Not to be Taken, a performance series invites select artists and thinkers to publicly use elsetime as a generative studio space in which to engage questions about legacy and politics, place and time, through discrete actions; these subjective, ephemeral responses momentarily transform the exhibition with the performer’s unique potential. A public conversation and discussion with scholar and art historian Hannah B. Higgins and visual culture theorist and photographer Shawn Michelle Smith was a central part of the programming for the exhibition.

“Anyone prepared to spend time with the work will be rewarded, not with answers, but with a deepened appreciation of how unnecessary such summaries are.”
James Pepper Kelley, Artslant

“We are presented with an exhibition of points of departure, an enigmatic proposal that is realized in nearly all of the works on display… what do we leave the exhibition with and what do we do with it when we get back home? “Elsetime” is an operation in ways to proceed forward, a challenging exhibition that provides rewards if you want them.” —Chris Reeves, Newcity

About the publication: published March 2018 / Green Lantern Press: Shadowed! confronts the slippage of time and action within Ellen Rothenberg’s exhibition elsetime. Beginning with a suite of elsetime photographs, the book continues with reflections on the show by Hannah B HigginsJeffrey Skoller, Caroline Picard, and Shawn Michelle Smith—spreading out from there into an artist’s archive that includes scanned fragments of writings by Stefan Brecht,  Allen Ginsberg, Angela Davis, and  transcribed contributions from  Simone Forti. A subsequent section includes documentation of performances produced in response to elsetime by artists, activists, and musicians. Shadowed! ends with the transcript of a public conversation that took place within the original exhibit, capturing a discussion that incorporates an active audience. By layering these performative, photographic, and written encounters, Shadowed! allows the afterimage of an exhibition to unfurl beyond the gallery, beyond this book, and into its own elsetime.

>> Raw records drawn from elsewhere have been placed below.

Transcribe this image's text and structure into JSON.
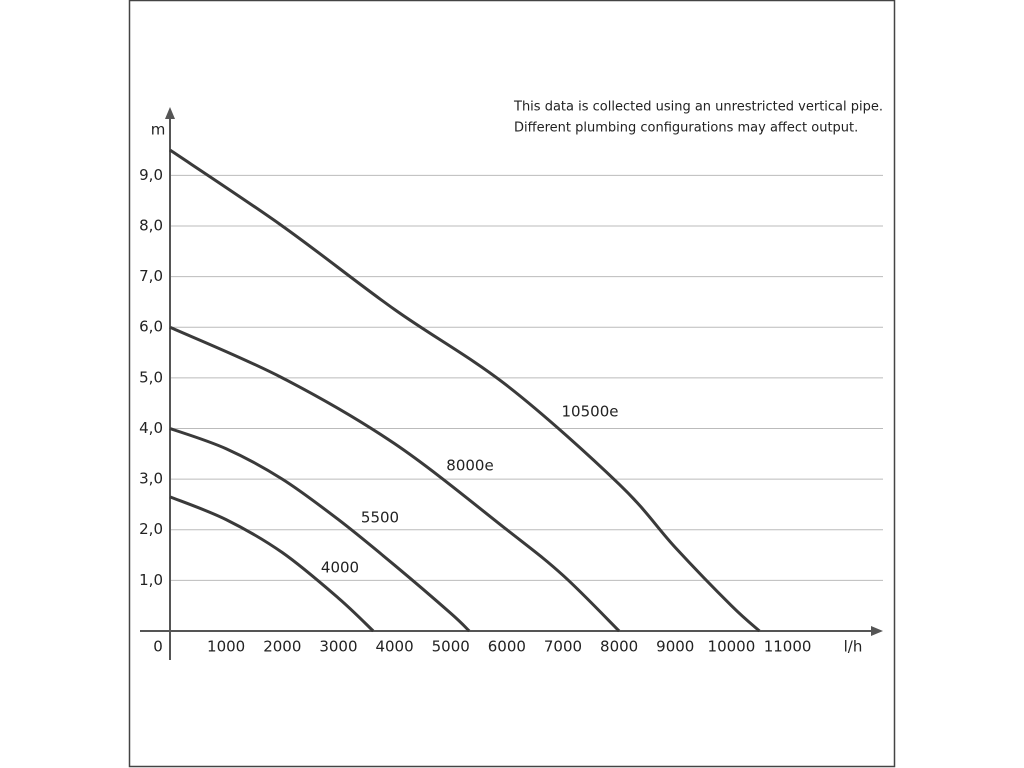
{
  "chart_data": {
    "type": "line",
    "note": [
      "This data is collected using an unrestricted vertical pipe.",
      "Different plumbing configurations may affect output."
    ],
    "x_label": "l/h",
    "y_label": "m",
    "xlim": [
      0,
      12700
    ],
    "ylim": [
      0,
      10.35
    ],
    "xticks": [
      0,
      1000,
      2000,
      3000,
      4000,
      5000,
      6000,
      7000,
      8000,
      9000,
      10000,
      11000
    ],
    "yticks": [
      {
        "value": 1,
        "label": "1,0"
      },
      {
        "value": 2,
        "label": "2,0"
      },
      {
        "value": 3,
        "label": "3,0"
      },
      {
        "value": 4,
        "label": "4,0"
      },
      {
        "value": 5,
        "label": "5,0"
      },
      {
        "value": 6,
        "label": "6,0"
      },
      {
        "value": 7,
        "label": "7,0"
      },
      {
        "value": 8,
        "label": "8,0"
      },
      {
        "value": 9,
        "label": "9,0"
      }
    ],
    "grid": true,
    "series": [
      {
        "name": "10500e",
        "color": "#3a3a3a",
        "x": [
          0,
          2000,
          4000,
          6000,
          8000,
          9000,
          10000,
          10500
        ],
        "values": [
          9.5,
          8.0,
          6.35,
          4.85,
          2.9,
          1.65,
          0.5,
          0
        ]
      },
      {
        "name": "8000e",
        "color": "#3a3a3a",
        "x": [
          0,
          2000,
          4000,
          6000,
          7000,
          8000
        ],
        "values": [
          6.0,
          5.0,
          3.7,
          2.0,
          1.1,
          0
        ]
      },
      {
        "name": "5500",
        "color": "#3a3a3a",
        "x": [
          0,
          1000,
          2000,
          3000,
          4000,
          5000,
          5330
        ],
        "values": [
          4.0,
          3.6,
          3.0,
          2.2,
          1.3,
          0.35,
          0
        ]
      },
      {
        "name": "4000",
        "color": "#3a3a3a",
        "x": [
          0,
          1000,
          2000,
          3000,
          3620
        ],
        "values": [
          2.65,
          2.2,
          1.55,
          0.65,
          0
        ]
      }
    ]
  }
}
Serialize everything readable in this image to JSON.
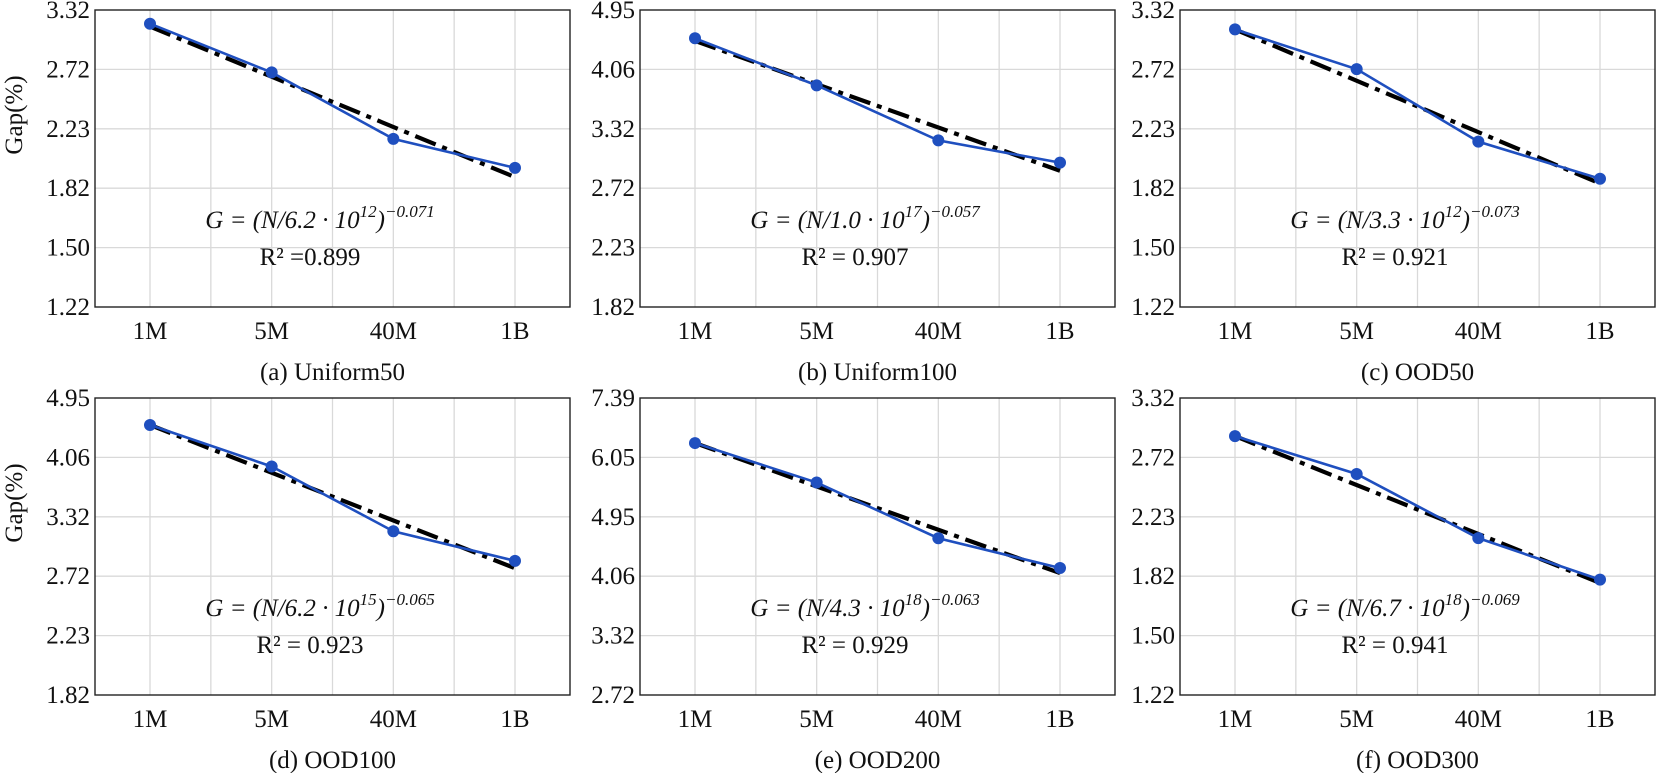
{
  "y_axis_label": "Gap(%)",
  "chart_data": [
    {
      "type": "line",
      "caption": "(a) Uniform50",
      "categories": [
        "1M",
        "5M",
        "40M",
        "1B"
      ],
      "yticks": [
        "3.32",
        "2.72",
        "2.23",
        "1.82",
        "1.50",
        "1.22"
      ],
      "ylim": [
        1.22,
        3.32
      ],
      "y_scale": "log",
      "series": [
        {
          "name": "Gap",
          "values": [
            3.17,
            2.69,
            2.15,
            1.95
          ]
        }
      ],
      "fit": {
        "name": "power-law fit",
        "start": 3.14,
        "end": 1.89
      },
      "equation": {
        "prefix": "G = (N/6.2 · 10",
        "exp": "12",
        "suffix": ")",
        "power": "−0.071"
      },
      "r2": "R² =0.899"
    },
    {
      "type": "line",
      "caption": "(b) Uniform100",
      "categories": [
        "1M",
        "5M",
        "40M",
        "1B"
      ],
      "yticks": [
        "4.95",
        "4.06",
        "3.32",
        "2.72",
        "2.23",
        "1.82"
      ],
      "ylim": [
        1.82,
        4.95
      ],
      "y_scale": "log",
      "series": [
        {
          "name": "Gap",
          "values": [
            4.5,
            3.84,
            3.19,
            2.96
          ]
        }
      ],
      "fit": {
        "name": "power-law fit",
        "start": 4.46,
        "end": 2.88
      },
      "equation": {
        "prefix": "G = (N/1.0 · 10",
        "exp": "17",
        "suffix": ")",
        "power": "−0.057"
      },
      "r2": "R² = 0.907"
    },
    {
      "type": "line",
      "caption": "(c) OOD50",
      "categories": [
        "1M",
        "5M",
        "40M",
        "1B"
      ],
      "yticks": [
        "3.32",
        "2.72",
        "2.23",
        "1.82",
        "1.50",
        "1.22"
      ],
      "ylim": [
        1.22,
        3.32
      ],
      "y_scale": "log",
      "series": [
        {
          "name": "Gap",
          "values": [
            3.11,
            2.72,
            2.13,
            1.88
          ]
        }
      ],
      "fit": {
        "name": "power-law fit",
        "start": 3.11,
        "end": 1.85
      },
      "equation": {
        "prefix": "G = (N/3.3 · 10",
        "exp": "12",
        "suffix": ")",
        "power": "−0.073"
      },
      "r2": "R² = 0.921"
    },
    {
      "type": "line",
      "caption": "(d) OOD100",
      "categories": [
        "1M",
        "5M",
        "40M",
        "1B"
      ],
      "yticks": [
        "4.95",
        "4.06",
        "3.32",
        "2.72",
        "2.23",
        "1.82"
      ],
      "ylim": [
        1.82,
        4.95
      ],
      "y_scale": "log",
      "series": [
        {
          "name": "Gap",
          "values": [
            4.52,
            3.93,
            3.16,
            2.86
          ]
        }
      ],
      "fit": {
        "name": "power-law fit",
        "start": 4.52,
        "end": 2.79
      },
      "equation": {
        "prefix": "G = (N/6.2 · 10",
        "exp": "15",
        "suffix": ")",
        "power": "−0.065"
      },
      "r2": "R² = 0.923"
    },
    {
      "type": "line",
      "caption": "(e) OOD200",
      "categories": [
        "1M",
        "5M",
        "40M",
        "1B"
      ],
      "yticks": [
        "7.39",
        "6.05",
        "4.95",
        "4.06",
        "3.32",
        "2.72"
      ],
      "ylim": [
        2.72,
        7.39
      ],
      "y_scale": "log",
      "series": [
        {
          "name": "Gap",
          "values": [
            6.35,
            5.56,
            4.61,
            4.17
          ]
        }
      ],
      "fit": {
        "name": "power-law fit",
        "start": 6.35,
        "end": 4.1
      },
      "equation": {
        "prefix": "G = (N/4.3 · 10",
        "exp": "18",
        "suffix": ")",
        "power": "−0.063"
      },
      "r2": "R² = 0.929"
    },
    {
      "type": "line",
      "caption": "(f) OOD300",
      "categories": [
        "1M",
        "5M",
        "40M",
        "1B"
      ],
      "yticks": [
        "3.32",
        "2.72",
        "2.23",
        "1.82",
        "1.50",
        "1.22"
      ],
      "ylim": [
        1.22,
        3.32
      ],
      "y_scale": "log",
      "series": [
        {
          "name": "Gap",
          "values": [
            2.92,
            2.57,
            2.07,
            1.8
          ]
        }
      ],
      "fit": {
        "name": "power-law fit",
        "start": 2.92,
        "end": 1.78
      },
      "equation": {
        "prefix": "G = (N/6.7 · 10",
        "exp": "18",
        "suffix": ")",
        "power": "−0.069"
      },
      "r2": "R² = 0.941"
    }
  ]
}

“Rothenberg’s work investigates the tension between looking toward the past in the present moment, and the inevitable contraction into the future—as if to say we are all Januses looking back to disparate points in time, and in doing so take them with us into the future.” –BOMB

“Ellen Rothenberg’s book/archive serves as a complex memory machine where the global 20th century’s cultural, political, and social revolutions encounter the local now. The captivating imagery of Rothenberg’s reflexive and expansive work lifts you out of history’s shadows and makes you feel alive, resisting the wave of inevitability. Shadowed! is timely. This book is a gift to anyone curious about or deeply interested in material culture, history, social change, and contemporary art.”—IRINA ARISTARKHOVA, author of Hospitality of the Matrix: Philosophy, Biomedicine, and Culture.